B. Defendants have no evidence that they provided Karen Haning with “Emergency Medical Care” within the meaning of Sections 74.153 and 74.154.
Furthermore or in the alternative, Defendants have no evidence that they provided Karen Haning “emergency medical care” on January 6, 2009. If the health care provider never treats the patient as requiring emergency medical care and never takes action to “stabilize” an emergency medical condition, then no fact issue arises as to whether the provider provided “emergency medical care” which affords the protections of §§ 74.153 and 74.154. Hawkins, 2010 U.S. Dist. LEXIS 116361; Guzman, 2009 U.S. Dist.

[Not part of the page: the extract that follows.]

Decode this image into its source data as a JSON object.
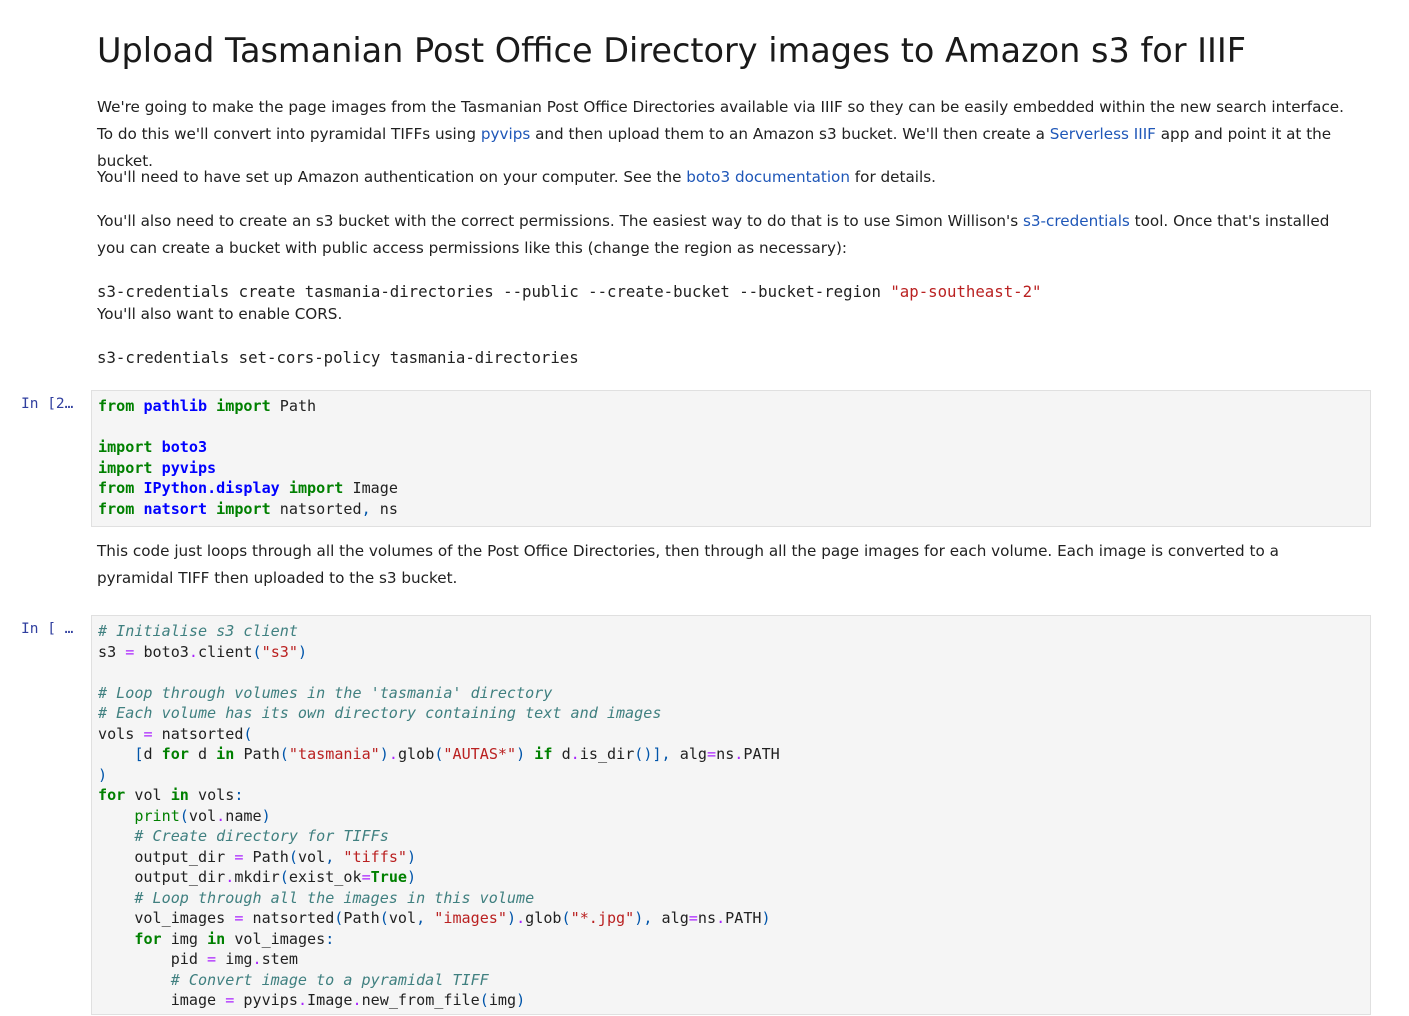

LEXIS 23445. In this case, there is no evidence that Defendants Boyer and/or Splatt provided “emergency medical care” to Karen Haning on January 6, 2008; namely, that they provided bono fide emergency services to Haning after she experienced the sudden onset of a medical or traumatic condition manifesting itself in acute symptoms of sufficient severity such that the absence of immediate medical attention could have reasonably been expected to place Ms. Haning’s health in serious jeopardy. To the contrary, Dr. Boyer specifically disavowed this as an accurate description of the care provided to Mrs. Haning on January 6, 2009. (Boyer Dep.; pp. 56-57 (Ex. 2).) Because they have no evidence that they provided emergency care to Karen Haning, Defendants cannot invoke the protections of §§ 74.153 and 74.154. Plaintiffs should be granted summary judgment on the non-applicability of these provisions and Sections VI, XIII and XIV of Defendants’ First Amended Answer should be stricken.